English

Google App Engine

Datastore Overview

The App Engine Datastore provides robust, scalable storage for your web application, with an emphasis on read and query performance. An application creates entities, with data values stored as properties of an entity. The application can perform queries over entities. All queries are pre-indexed for fast results over very large data sets.

Introducing the Datastore

The App Engine Datastore holds data objects known as entities. An entity has one or more properties, named values of one of several supported data types: for instance, a property can be a string, an integer, or even a reference to another entity.

Note: Only the HRD is supported by Python 2.7.

Unlike traditional relational databases, the App Engine Datastore uses a distributed architecture to automatically manage scaling to very large data sets. While the Datastore interface has many of the same features as traditional databases, it differs from them in the way it describes relationships between data objects. Entities of the same kind can have different properties, and different entities can have properties with the same name but different value types. These unique characteristics imply a different way of designing and managing data to take advantage of the ability to scale automatically. This documentation explains how to design your application to take the greatest advantage of the Datastore's distributed architecture.

The Datastore can execute multiple operations in a single transaction. By definition, a transaction cannot succeed unless every one of its operations succeeds; if any of the operations fails, the transaction is automatically rolled back. This is especially useful for distributed web applications, where multiple users may be accessing or manipulating the same data at the same time.

Introducing the Python Datastore API

In Python, Datastore entities are created from Python objects; the object's attributes become properties for the entity. To create a new entity, you call the parent entity's base class (if desired), set the object's attributes, and then save the object (by calling a method such as put()). The base class becomes the name of the entity's kind. Updating an existing entity requires you to retrieve the entity's object (for example, by using a query), modify its properties, and then save it with the new properties.

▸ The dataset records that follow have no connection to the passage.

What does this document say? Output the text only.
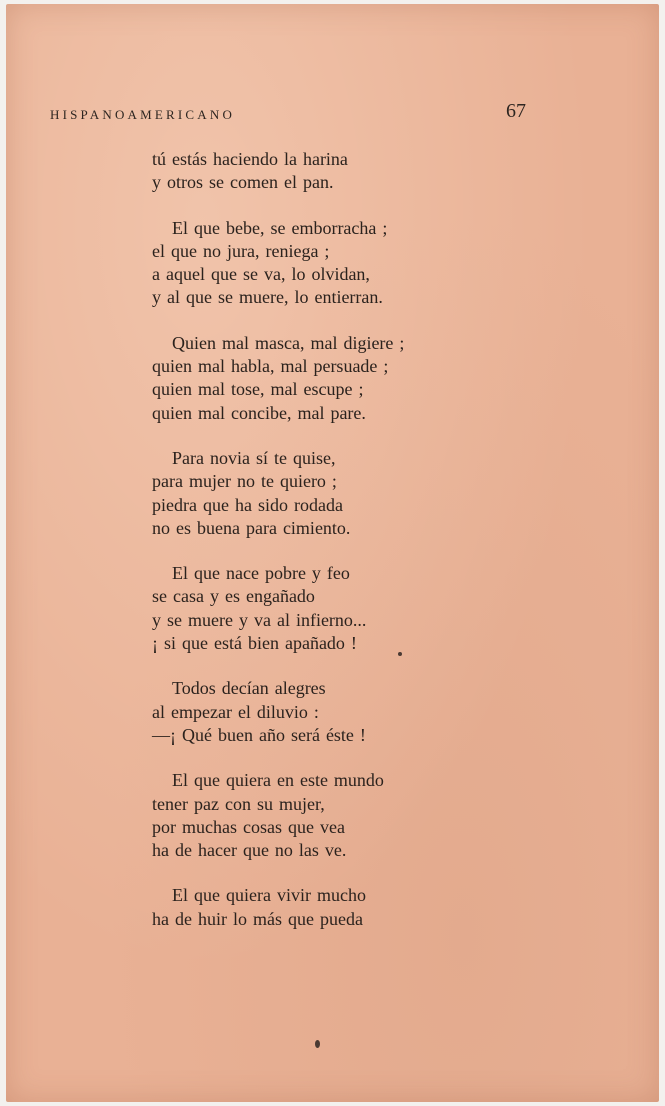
HISPANOAMERICANO	67
tú estás haciendo la harina
y otros se comen el pan.
El que bebe, se emborracha ;
el que no jura, reniega ;
a aquel que se va, lo olvidan,
y al que se muere, lo entierran.
Quien mal masca, mal digiere ;
quien mal habla, mal persuade ;
quien mal tose, mal escupe ;
quien mal concibe, mal pare.
Para novia sí te quise,
para mujer no te quiero ;
piedra que ha sido rodada
no es buena para cimiento.
El que nace pobre y feo
se casa y es engañado
y se muere y va al infierno...
¡ si que está bien apañado !
Todos decían alegres
al empezar el diluvio :
—¡ Qué buen año será éste !
El que quiera en este mundo
tener paz con su mujer,
por muchas cosas que vea
ha de hacer que no las ve.
El que quiera vivir mucho
ha de huir lo más que pueda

In the Python API, a model describes a kind of entity, including the types and configuration for its properties. An application defines a model using Python classes, with class attributes describing the properties. Entities of a given kind are represented by instances of the corresponding model class, with instance attributes representing the property values. An entity can be created with the class constructor method, then stored by calling the put() method:

import datetime
from google.appengine.ext import db
from google.appengine.api import users


class Employee(db.Model):
  name = db.StringProperty(required=True)
  role = db.StringProperty(required=True, choices=set(["executive", "manager", "producer"]))
  hire_date = db.DateProperty()
  new_hire_training_completed = db.BooleanProperty(indexed=False)
  account = db.UserProperty()


e = Employee(name="John",
             role="manager",
             account=users.get_current_user())
e.hire_date = datetime.datetime.now().date()
e.put()

The Datastore API provides two interfaces for queries: a query object interface and an SQL-like query language called GQL. A query returns entities in the form of instances of the model classes that can be modified and put back into the Datastore:

training_registration_list = [users.User("Alfred.Smith@example.com"),
                              users.User("jharrison@example.com"),
                              users.User("budnelson@example.com")]
employees_trained = db.GqlQuery("SELECT * FROM Employee WHERE account IN :1",
                                training_registration_list)
for e in employees_trained:
  e.new_hire_training_completed = True
  db.put(e)

Entities, Properties, and Keys

Data objects in the App Engine Datastore are known as entities. An entity has one or more named properties, each of which can have one or more values. Property values can belong to including integers, floating-point numbers, strings, dates, binary data, and others. A query on a property with multiple values tests whether any of the values meets the query criteria. This makes such properties useful for membership testing.

Datastore entities are schemaless: unlike traditional relational databases, the App Engine Datastore does not require that all entities of a given kind have the same properties or that all of an entity's values for a given property be of the same data type. If a formal schema is needed, the application itself is responsible for ensuring that entities conform to it; the Python SDK includes a rich library of data modeling features for this purpose.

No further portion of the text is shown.